I. Une décision juridiquement audacieuse
A. Les faits
Un immeuble voit ses parties communes se dégrader (toiture) et générer des désordres dans un lot privatif loué (infiltrations).
Bien qu’une assemblée générale décide de travaux de réfection de la toiture vétuste, ceux-ci ne peuvent cependant pas être engagés par le syndic, en raison du défaut de paiement des provisions pour charges travaux de copropriétaires.
Le copropriétaire bailleur lésé par cette situation (départ de son locataire, impossibilité de relouer ce logement ainsi qu’une augmentation des travaux de remise en état des parties communes) assigne les copropriétaires contrevenants, afin d’obtenir réparation de son préjudice.
B. L’arrêt
La décision rendue par la Cour d’Appel de Rennes le 3 décembre 2015 est confirmée par un arrêt du 7 septembre 2017 n° 16 - 18777 de la 3ème chambre civile de la Cour de Cassation.

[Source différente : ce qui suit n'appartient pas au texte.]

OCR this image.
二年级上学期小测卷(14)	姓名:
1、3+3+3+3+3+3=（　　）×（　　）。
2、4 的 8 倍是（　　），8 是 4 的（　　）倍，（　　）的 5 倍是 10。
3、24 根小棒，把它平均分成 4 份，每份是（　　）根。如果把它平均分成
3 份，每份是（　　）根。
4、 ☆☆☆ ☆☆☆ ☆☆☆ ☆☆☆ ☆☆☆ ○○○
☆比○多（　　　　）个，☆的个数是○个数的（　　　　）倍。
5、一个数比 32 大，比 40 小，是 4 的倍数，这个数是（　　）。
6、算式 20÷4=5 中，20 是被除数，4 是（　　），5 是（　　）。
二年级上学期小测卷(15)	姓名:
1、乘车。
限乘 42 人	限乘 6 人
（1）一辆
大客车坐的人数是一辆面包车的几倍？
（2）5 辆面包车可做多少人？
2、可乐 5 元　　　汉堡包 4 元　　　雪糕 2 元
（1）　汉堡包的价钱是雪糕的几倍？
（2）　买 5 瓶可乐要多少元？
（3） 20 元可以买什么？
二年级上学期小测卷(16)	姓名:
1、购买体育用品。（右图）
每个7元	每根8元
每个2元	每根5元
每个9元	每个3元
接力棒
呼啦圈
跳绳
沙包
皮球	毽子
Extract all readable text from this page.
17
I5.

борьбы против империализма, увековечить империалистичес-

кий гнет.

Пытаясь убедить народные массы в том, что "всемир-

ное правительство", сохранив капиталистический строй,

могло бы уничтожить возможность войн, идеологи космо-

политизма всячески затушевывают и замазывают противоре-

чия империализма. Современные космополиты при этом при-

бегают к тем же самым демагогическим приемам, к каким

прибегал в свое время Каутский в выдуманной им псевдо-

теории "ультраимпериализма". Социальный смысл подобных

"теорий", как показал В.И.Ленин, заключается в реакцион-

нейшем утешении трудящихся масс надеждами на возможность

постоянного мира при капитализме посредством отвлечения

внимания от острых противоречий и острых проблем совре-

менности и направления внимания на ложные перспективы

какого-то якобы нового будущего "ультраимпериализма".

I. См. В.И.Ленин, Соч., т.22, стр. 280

Les juges considèrent que le propriétaire défaillant qui par son non-paiement rend empêche la mise en œuvre des travaux, doit effectivement indemniser le copropriétaire lésé :
« Mais attendu qu'ayant retenu qu'en refusant de répondre aux appels de fonds destinés à l'exécution de travaux urgents et indispensables, M. X... et la SCI de K. avaient contribué à l'aggravation de la détérioration de l'immeuble et que la non-réalisation des travaux avait provoqué des dégradations de l'appartement de M. et Mme Y..., ainsi que l'impossibilité de relouer celui-ci après le départ du locataire, la cour d'appel, qui n'était pas tenue de procéder à une recherche que ses constatations rendaient inopérante, a pu en déduire que M. X... et la SCI de K. étaient tenus de réparer le préjudice de M. et Mme Y...
D'où il suit que le moyen n'est pas fondé. »
La Cour de cassation souligne la faute des copropriétaires (défaut de paiement de leur quote-part de provisions), les dommages ou préjudice (perte de loyer et aggravation des frais de remise en état des parties communes) et le lien de causalité entre les deux (préjudice résultant de l’impossibilité de financer les travaux de rénovation des parties communes).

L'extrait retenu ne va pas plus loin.